Turning the Tables: How to Earn After the Downfall
of Live Music

With venues shut and crowds dispersed, the pandemic has been disastrous for musicians worldwide. Despite this, many are learning to adapt, and, by tapping into the online space, it’s now possible to earn a living without ever stepping foot on stage. If you’re trying to earn through your music but can’t play in person, these suggestions go out to you.

Live Streaming

Live streaming is the process of performing to audiences in real-time over the internet. This is the closest thing in the digital space to a gig and even provides a few benefits over playing live (more control over audio, lighting, etc.) It’s even possible to monetize these performances by controlling their availability so that only patrons can view or access them or by using them to encourage donations via services like BoxCast.

Ad Revenue

If you’re performing on a streaming channel like Youtube, your videos may be monetized via ads. These ads play before and sometimes during your videos and, every time they do, you’re owed some of the money. Each platform (Twitch, Facebook Live, and more) handles this differently and it’s worth learning about the differences. Unfortunately, due to the popularity of streaming, the pay from ad revenue can be quite minimal but if you’re able to pull in large numbers of viewers you can earn a good living just by uploading content – the average Youtube channel stands at $18 per 1,000 ad views.

Royalties

It’s easy to conflate royalties with ad revenue but these are two separate means to earn. Music royalties are payments owed to the rights holders (songwriters, composers, recording artists, etc.) in exchange for licensed use of their music. This means that if someone uses your track for any earning purposes, you should be owed a chunk of that revenue. Trying to track down royalties is understandably difficult but there are now a host of agencies and platforms to help independent artists do just that.

Sample Selling

If you make beats, instrumentals, or even if you’re a vocalist, collaboration with others is a key way to earn in the digital space. You can record sounds and sell them as a commodity or you can reach out to individuals working within the industry and offer to collaborate for a price. This isn’t just a good way to earn, it’s also an excellent way to network and get to know people who are already in a developed position.

Direct-to-Consumer

Many musicians feel that the middle man is taking too large a cut and there is more earning potential by going it alone. Selling your music, performances, or merchandise directly to the consumer will require more time and energy than if you work through one of the platforms but you’re also more likely to command a higher profit margin. If you’re forming your own company, consider a sole proprietorship business entity – this will allow you to deduct business losses on your personal tax return and tax rates for this business structure tend to be the lowest.

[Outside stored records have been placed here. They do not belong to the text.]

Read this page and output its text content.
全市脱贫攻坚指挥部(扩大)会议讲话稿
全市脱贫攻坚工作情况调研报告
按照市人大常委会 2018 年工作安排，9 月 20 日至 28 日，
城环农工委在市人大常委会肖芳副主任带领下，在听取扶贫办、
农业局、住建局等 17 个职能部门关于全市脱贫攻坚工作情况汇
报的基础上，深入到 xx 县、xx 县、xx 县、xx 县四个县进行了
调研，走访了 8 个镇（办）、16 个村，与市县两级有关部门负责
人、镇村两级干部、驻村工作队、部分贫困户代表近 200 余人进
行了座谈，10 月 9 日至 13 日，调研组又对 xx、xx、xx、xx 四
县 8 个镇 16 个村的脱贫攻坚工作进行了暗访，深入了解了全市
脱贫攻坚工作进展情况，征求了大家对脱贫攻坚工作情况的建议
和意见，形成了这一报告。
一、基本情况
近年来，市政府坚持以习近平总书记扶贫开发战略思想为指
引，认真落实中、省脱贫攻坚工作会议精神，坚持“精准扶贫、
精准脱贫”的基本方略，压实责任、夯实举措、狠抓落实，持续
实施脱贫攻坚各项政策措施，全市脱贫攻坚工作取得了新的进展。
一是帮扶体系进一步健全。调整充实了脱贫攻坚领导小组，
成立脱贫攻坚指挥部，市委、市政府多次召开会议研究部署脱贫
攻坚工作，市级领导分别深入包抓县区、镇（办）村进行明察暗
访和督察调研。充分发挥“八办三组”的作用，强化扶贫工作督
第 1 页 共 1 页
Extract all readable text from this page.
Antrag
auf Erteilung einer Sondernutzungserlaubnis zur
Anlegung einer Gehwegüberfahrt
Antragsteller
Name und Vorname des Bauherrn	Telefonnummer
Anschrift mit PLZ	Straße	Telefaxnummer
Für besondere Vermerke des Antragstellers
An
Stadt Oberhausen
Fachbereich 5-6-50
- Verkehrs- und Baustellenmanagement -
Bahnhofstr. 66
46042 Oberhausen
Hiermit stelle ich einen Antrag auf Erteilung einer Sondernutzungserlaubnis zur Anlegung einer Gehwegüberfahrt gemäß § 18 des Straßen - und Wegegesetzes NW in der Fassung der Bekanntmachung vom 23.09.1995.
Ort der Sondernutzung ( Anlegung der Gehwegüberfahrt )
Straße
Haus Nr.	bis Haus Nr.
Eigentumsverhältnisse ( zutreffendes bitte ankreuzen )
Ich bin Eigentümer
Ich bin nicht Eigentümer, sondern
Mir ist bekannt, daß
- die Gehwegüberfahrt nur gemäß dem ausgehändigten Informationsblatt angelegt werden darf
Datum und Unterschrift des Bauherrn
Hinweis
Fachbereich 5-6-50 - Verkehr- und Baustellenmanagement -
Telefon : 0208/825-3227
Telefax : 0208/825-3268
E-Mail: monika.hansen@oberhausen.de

If you’re selling directly to your fans, it helps to get a few of the branding basics down – this includes hosting your own website and designing a logo. Fortunately, much of this groundwork can be done independently without the help of professionals. Hosting sites like Wix or SquareSpace allow you to build and manage your own personal domain. Whereas there are plenty of online tools that allow you to bring your logo design to life for free and export this to social channels or print it onto physical merchandise.

The musical world has changed irreversibly and with power shifting towards independent artists, there are more opportunities than ever. The question of how far you can go now depends on how much work you’re willing to put into promotion as it does on the quality of your music.